Apple is reportedly exploring a new generation of artificial intelligence (AI) models using an Ajax-based language. Following this, the company has launched its own AI called ReALM (Reference Resolution As Language Modeling). This announcement comes after the news of Apple’s potential partnership with Google to integrate Gemini into iOS 18 and discussions with OpenAI – the company that created ChatGPT. Apple has also acquired a series of startups related to the AI industry.
According to ReALM developers, this AI model will outperform ChatGPT in certain operations, making it faster and more efficient. The AI will be showcased at the WWDC 2024 developers conference in June, where it will demonstrate the ability to understand different referential contexts of visual elements on-screen. It will also convert images into text versions, creating more natural and conversational interactions with voice assistants.

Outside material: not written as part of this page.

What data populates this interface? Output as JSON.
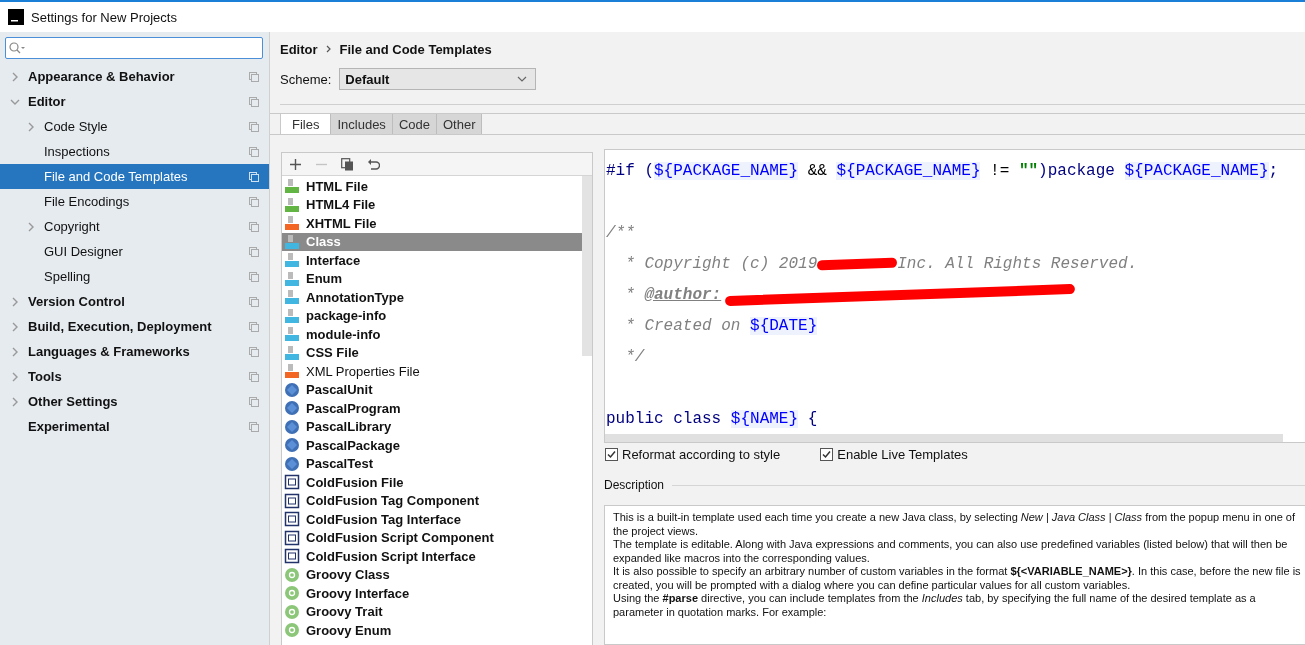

The ReALM research team has confirmed that AI is faster and more efficient than GPT-4 in contextual data assimilation. They have also shared some basic principles in developing their language model, stating that understanding context, including references, is crucial for a conversational assistant. This enables users to ask questions about what they see on the screen, making it a key step in ensuring a hands-free experience with voice assistants.
It is a well-known fact that computers cannot interpret images the same way humans do. However, Apple has found a solution with ReALM, which can reconstruct the entire context of the screen into text. This model promises similar performance to GPT-4 using fewer parameters but is more efficient due to increasing its parameters.
According to the development team, ReALM demonstrated major improvements over existing systems with similar functionality across a range of reference types, with the small model achieving a 5% improvement in document count referred to the screen. Larger models perform significantly better than GPT-4. However, ReALM has limitations when managing more complex visual references when it comes to differentiating between multiple images.
In conclusion, ReALM looks very promising and could make Siri and other components of Apple’s operating system bring great benefits to users. Although Apple still has a lot of work ahead, the initial results are impressive.